Based more so on the validation accuracy and a prior belief that convolutional layers will work well with the symmetry of the Rubik’s cube, I elected to keep the convolutional layer in my architecture. A perhaps more grounded rationale is also that the convolutional layer has fewer parameters than the fully connected layer (8,020 vs. 67,550).

Comparison of model w/ Conv Layer vs. model w/ FC Layer. The Conv Layer model has slightly better validation accuracy over training.

Experiment 2: ELU vs ReLU Activation

The second experiment I ran was to help choose the activation function for each layer of the neural network. Initially, I had chosen ReLU activations and was noticing some strange behavior. At a shuffle distance of 3, the agent was not learning anything as evidenced by the diverging loss function and the validation accuracy hovering around random chance. The key diagnostic however, was that the average max Q-value was very quickly flatlining to 0 during training.

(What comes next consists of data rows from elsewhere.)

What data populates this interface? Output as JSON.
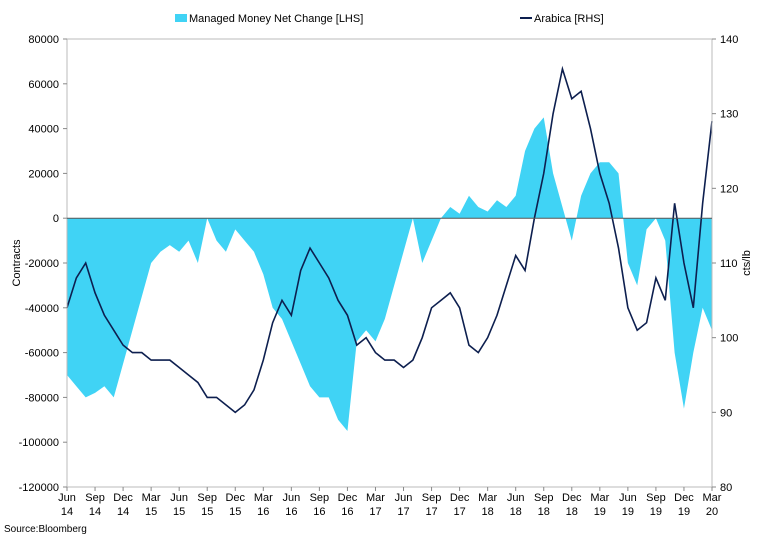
{
  "chart_data": {
    "type": "area_line",
    "source": "Source:Bloomberg",
    "ylabel": "Contracts",
    "y2label": "cts/lb",
    "categories": [
      "Jun 14",
      null,
      null,
      "Sep 14",
      null,
      null,
      "Dec 14",
      null,
      null,
      "Mar 15",
      null,
      null,
      "Jun 15",
      null,
      null,
      "Sep 15",
      null,
      null,
      "Dec 15",
      null,
      null,
      "Mar 16",
      null,
      null,
      "Jun 16",
      null,
      null,
      "Sep 16",
      null,
      null,
      "Dec 16",
      null,
      null,
      "Mar 17",
      null,
      null,
      "Jun 17",
      null,
      null,
      "Sep 17",
      null,
      null,
      "Dec 17",
      null,
      null,
      "Mar 18",
      null,
      null,
      "Jun 18",
      null,
      null,
      "Sep 18",
      null,
      null,
      "Dec 18",
      null,
      null,
      "Mar 19",
      null,
      null,
      "Jun 19",
      null,
      null,
      "Sep 19",
      null,
      null,
      "Dec 19",
      null,
      null,
      "Mar 20"
    ],
    "series": [
      {
        "name": "Managed Money Net Change [LHS]",
        "color": "#40d3f5",
        "style": "area",
        "axis": "y",
        "values": [
          -70000,
          -75000,
          -80000,
          -78000,
          -75000,
          -80000,
          -65000,
          -50000,
          -35000,
          -20000,
          -15000,
          -12000,
          -15000,
          -10000,
          -20000,
          0,
          -10000,
          -15000,
          -5000,
          -10000,
          -15000,
          -25000,
          -40000,
          -45000,
          -55000,
          -65000,
          -75000,
          -80000,
          -80000,
          -90000,
          -95000,
          -55000,
          -50000,
          -55000,
          -45000,
          -30000,
          -15000,
          0,
          -20000,
          -10000,
          0,
          5000,
          2000,
          10000,
          5000,
          3000,
          8000,
          5000,
          10000,
          30000,
          40000,
          45000,
          20000,
          5000,
          -10000,
          10000,
          20000,
          25000,
          25000,
          20000,
          -20000,
          -30000,
          -5000,
          0,
          -10000,
          -60000,
          -85000,
          -60000,
          -40000,
          -50000
        ]
      },
      {
        "name": "Arabica [RHS]",
        "color": "#0d1f4f",
        "style": "line",
        "axis": "y2",
        "values": [
          104,
          108,
          110,
          106,
          103,
          101,
          99,
          98,
          98,
          97,
          97,
          97,
          96,
          95,
          94,
          92,
          92,
          91,
          90,
          91,
          93,
          97,
          102,
          105,
          103,
          109,
          112,
          110,
          108,
          105,
          103,
          99,
          100,
          98,
          97,
          97,
          96,
          97,
          100,
          104,
          105,
          106,
          104,
          99,
          98,
          100,
          103,
          107,
          111,
          109,
          116,
          122,
          130,
          136,
          132,
          133,
          128,
          122,
          118,
          112,
          104,
          101,
          102,
          108,
          105,
          118,
          110,
          104,
          118,
          129
        ]
      }
    ],
    "ylim": [
      -120000,
      80000
    ],
    "yticks": [
      -120000,
      -100000,
      -80000,
      -60000,
      -40000,
      -20000,
      0,
      20000,
      40000,
      60000,
      80000
    ],
    "y2lim": [
      80,
      140
    ],
    "y2ticks": [
      80,
      90,
      100,
      110,
      120,
      130,
      140
    ],
    "legend": "top"
  }
}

ReLU (Blue) and ELU (Orange) activation functions

This observation was evidence of a dying ReLU problem. Dying ReLUs occur when the layer proceeding the ReLU activation function produces negative values. For reference, ReLUs are defined to take the constant value of 0 for all negative values. This means that the gradient through the activation will also be 0 during backprop and no weight update will occur. Unless the underlying layer can achieve a positive value at some point later in training, the layer output will always be 0. We see this problem in the graph below, where the average max Q-value (essentially the max value of the output neurons) for the ReLU model is 0.

Fortunately, this problem can be avoided using an ELU activation function, which maintains a slightly decreasing output for input less than 0. This means that it will have a negative (and non-zero) gradient during backprop, which allows for some gradient flow and prevents the neuron from completely shutting off. When I switched to using ELUs instead of ReLUs, I marked a vast improvement in training across all three evaluation metrics as seen below.

Switching to ELU activations is necessary for the agent to solve the task

On the basis of the above experiments, the architecture that I settled on for further experimentation is:

To improve the performance of the agent, future work could be directed at increasing the shuffle distance of cubes that the agent is able to solve, thereby increasing the complexity of the task. One possible way to do this would be combining the output of the neural network with a Monte Carlo Search Tree, a common approach in RL and one that is used in the previously mentioned McAleer paper as well.